Une texture de pensée (2009)

2010-07-05-CevariLessard001
Autoportraits en monochrome, 2010. Photo: Paul Litherland.

Une texture, de la matière naturelle et une couleur, une seule, artificielle qui recouvre cette « nature ». Le geste disparu. Seulement un monochrome. Puis une écriture, sur le côté de la toile, un aphorisme qui me permet de dire comment cette couleur résonne dans le fil de mes souvenirs d’enfant et d’adolescente.

Puis, à côté, en parallèle, un récit, le mien, du moi, qui ne concerne personne et tout le monde à la fois, une rage simplement contre l’histoire familiale. Ces mots, je les ai arrêtés quand ils commençaient à devenir insupportables pour le regard de l’autre. Il me manque la fiction pour pouvoir continuer à vivre avec ces mots.

L’atelier a déménagé chez moi. S’y trouve encore cette vieille armoire ramassée chez des musiciens de musique ancienne et puis une quinzaine de grands tableaux, cordés les uns derrière les autres contre un des murs. Une table, toujours la même, me permet d’empiler des graffitis, des images trouvées dans de vieilles revues et quelques photographies d’un pommier ancestral gisant à quelques pas de la maison de campagne de mon compagnon. Dans l’atelier, l’intime est là sans l’autre.

Moins dans l’instant, dans la recherche de l’immédiateté, la création est devenue un acte qui se fait dans le temps.

Le corps n’est plus mystique et la création un acte de rupture avec l’autre. La création devient une pensée en acte qui déplace le naturel vers l’objet culturel.

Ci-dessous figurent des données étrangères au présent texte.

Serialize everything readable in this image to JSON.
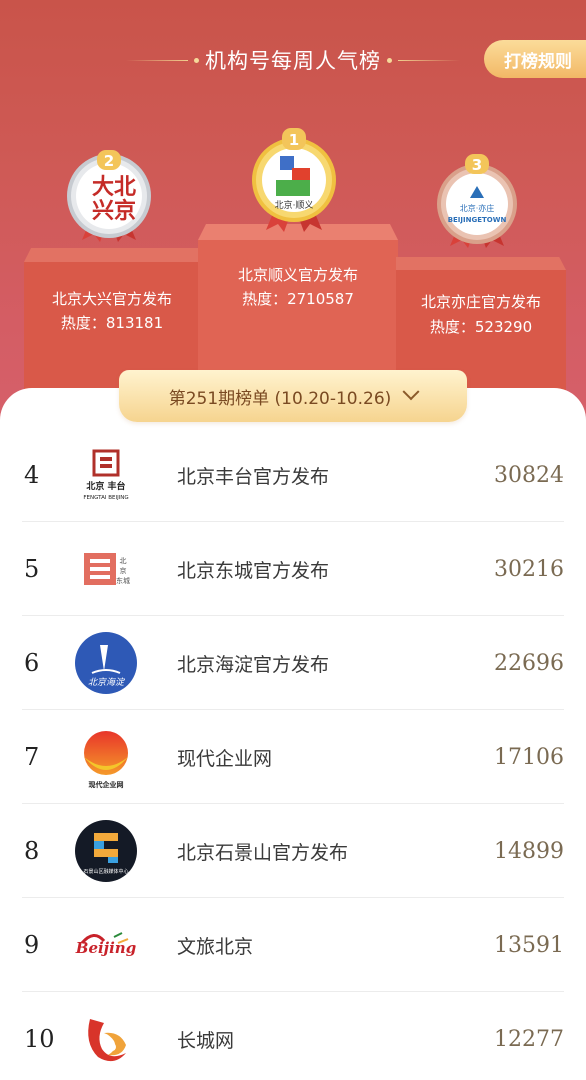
{
  "header": {
    "title": "机构号每周人气榜",
    "rules_label": "打榜规则"
  },
  "podium": [
    {
      "rank": "2",
      "name": "北京大兴官方发布",
      "heat": "热度：813181",
      "logo_text": "大兴北京"
    },
    {
      "rank": "1",
      "name": "北京顺义官方发布",
      "heat": "热度：2710587"
    },
    {
      "rank": "3",
      "name": "北京亦庄官方发布",
      "heat": "热度：523290",
      "logo_text": "北京·亦庄 BEIJINGETOWN"
    }
  ],
  "period": {
    "label": "第251期榜单 (10.20-10.26)"
  },
  "list": [
    {
      "rank": "4",
      "name": "北京丰台官方发布",
      "score": "30824",
      "logo_text": "北京丰台 FENGTAI BEIJING"
    },
    {
      "rank": "5",
      "name": "北京东城官方发布",
      "score": "30216",
      "logo_text": "北京·东城"
    },
    {
      "rank": "6",
      "name": "北京海淀官方发布",
      "score": "22696",
      "logo_text": "北京海淀"
    },
    {
      "rank": "7",
      "name": "现代企业网",
      "score": "17106",
      "logo_text": "现代企业网"
    },
    {
      "rank": "8",
      "name": "北京石景山官方发布",
      "score": "14899",
      "logo_text": "石景山区融媒体中心"
    },
    {
      "rank": "9",
      "name": "文旅北京",
      "score": "13591",
      "logo_text": "Beijing"
    },
    {
      "rank": "10",
      "name": "长城网",
      "score": "12277"
    }
  ],
  "colors": {
    "hero_bg": "#cf5a56",
    "gold": "#f2b866",
    "score_text": "#7a6a52"
  }
}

Me voilà revenue dans l’immanence, dans la matière d’un corps. La recherche ne va pas au-delà, mais elle appelle toujours un plus loin qui ne peut qu’être le chemin inconnu qu’emprunte mes pas. L’Autre est devant.

Le monochrome n’est plus un vide, une absence d’objet, mais une couverture culturelle palpable qui enveloppe un trop-plein de matières naturelles. Il y a un désir d’ensevelir l’archaïque.

Ici, il y a le paysage sur la surface, la couleur comme matière, l’autoportrait comme sujet d’une écriture-peinture.

Alors que je concevais le monochrome comme une porte d’entrée pour le mysticisme à travers la contemplation du rien, il est devenu une manière d’affirmer la matérialité du faire et du sujet créateur. Un renversement, un approfondissement, un travail maintenant à l’œuvre.